Although the results of this study are promising, it has a few limitations and is susceptible to the usual challenges of any retrospective analysis and unknown confounding variables. For example, although all deaths were adjudicated by a clinical event committee, noncardiac deaths caused by other conditions, such as pneumonia, may still be difficult to differentiate from HF, which can reduce intrathoracic impedance and overestimate the effect of a positive FI and, hence, DID+. Last, although the MAGGIC score has been validated in all patients with HF, including those with preserved ejection fraction, the RAFT cohort was a population that consisted entirely of patients with moderately to severely reduced systolic function (ejection fraction ≤35%).
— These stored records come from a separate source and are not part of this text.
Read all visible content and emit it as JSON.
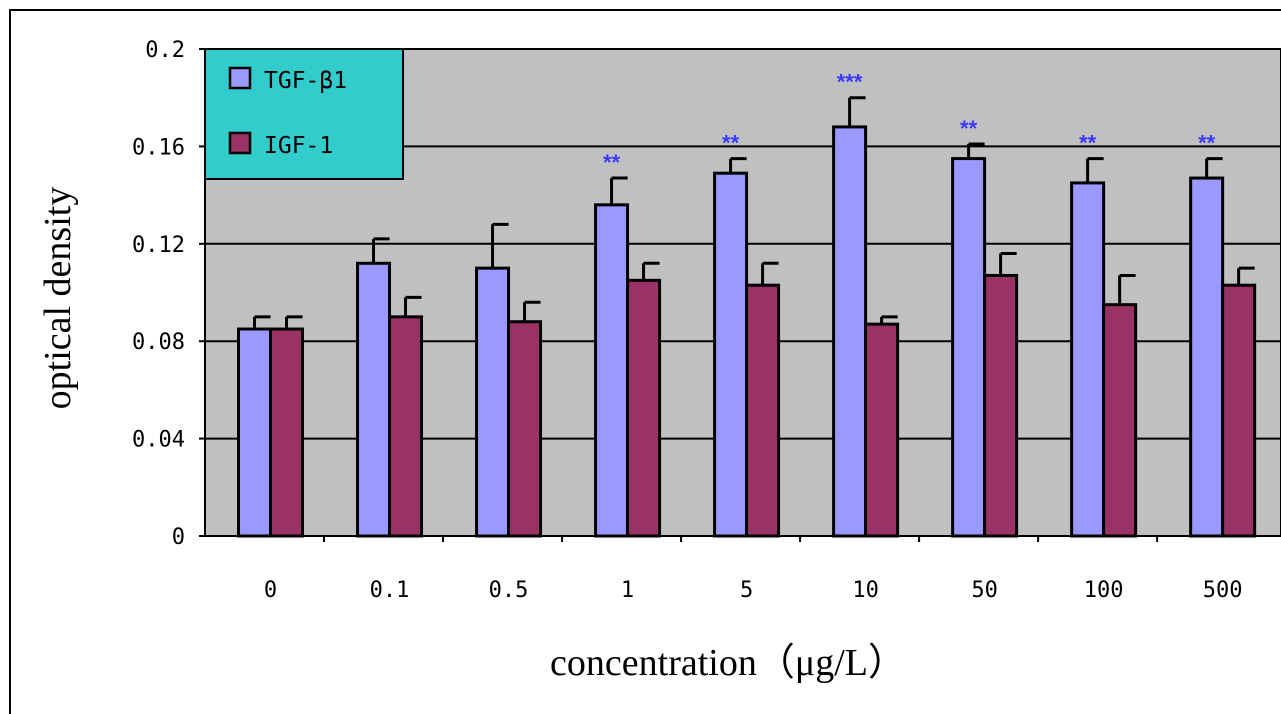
{
  "chart_data": {
    "type": "bar",
    "xlabel": "concentration（μg/L）",
    "ylabel": "optical density",
    "categories": [
      "0",
      "0.1",
      "0.5",
      "1",
      "5",
      "10",
      "50",
      "100",
      "500"
    ],
    "ylim": [
      0,
      0.2
    ],
    "yticks": [
      "0",
      "0.04",
      "0.08",
      "0.12",
      "0.16",
      "0.2"
    ],
    "grid": true,
    "legend_position": "top-left",
    "series": [
      {
        "name": "TGF-β1",
        "color": "#9999ff",
        "values": [
          0.085,
          0.112,
          0.11,
          0.136,
          0.149,
          0.168,
          0.155,
          0.145,
          0.147
        ],
        "errors": [
          0.005,
          0.01,
          0.018,
          0.011,
          0.006,
          0.012,
          0.006,
          0.01,
          0.008
        ],
        "significance": [
          "",
          "",
          "",
          "**",
          "**",
          "***",
          "**",
          "**",
          "**"
        ]
      },
      {
        "name": "IGF-1",
        "color": "#993366",
        "values": [
          0.085,
          0.09,
          0.088,
          0.105,
          0.103,
          0.087,
          0.107,
          0.095,
          0.103
        ],
        "errors": [
          0.005,
          0.008,
          0.008,
          0.007,
          0.009,
          0.003,
          0.009,
          0.012,
          0.007
        ],
        "significance": [
          "",
          "",
          "",
          "",
          "",
          "",
          "",
          "",
          ""
        ]
      }
    ],
    "colors": {
      "plot_background": "#c0c0c0",
      "legend_background": "#33cccc",
      "gridline": "#000000",
      "significance": "#3a3aff"
    }
  }
}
Therefore, the results of this study may not apply to those with HF with preserved ejection fraction.

Conclusions

This study suggests that implantable device diagnostics integrating FI trends, AF burden, and activity level may provide significant incremental prognostic value to clinical prediction scores in intermediate‐ to high‐risk patients with mild to moderate HF. Further prospective studies are needed to validate this finding and determine whether early intervention guided by these measurements can modify risk and decrease mortality.

Sources of Funding

This substudy was supported in part by Medtronic Inc. The primary trial (RAFT [Resynchronization/Defibrillation for Ambulatory Heart Failure Trial]) was supported by the Canadian Institutes of Health Research and Medtronic of Canada.

Disclosures

Dr Manlucu has received honoraria for consulting work and participation on medical advisory boards from Medtronic Inc. As the principal investigator on the original RAFT (Resynchronization/Defibrillation for Ambulatory Heart Failure Trial), Dr Tang received sponsored research support from Medtronic Inc and Medtronic of Canada. Dr Sharma, Dr Warman, and J. Koehler are employees of Medtronic and have received salary, stocks, and stock options from Medtronic. The remaining authors have no disclosures to report.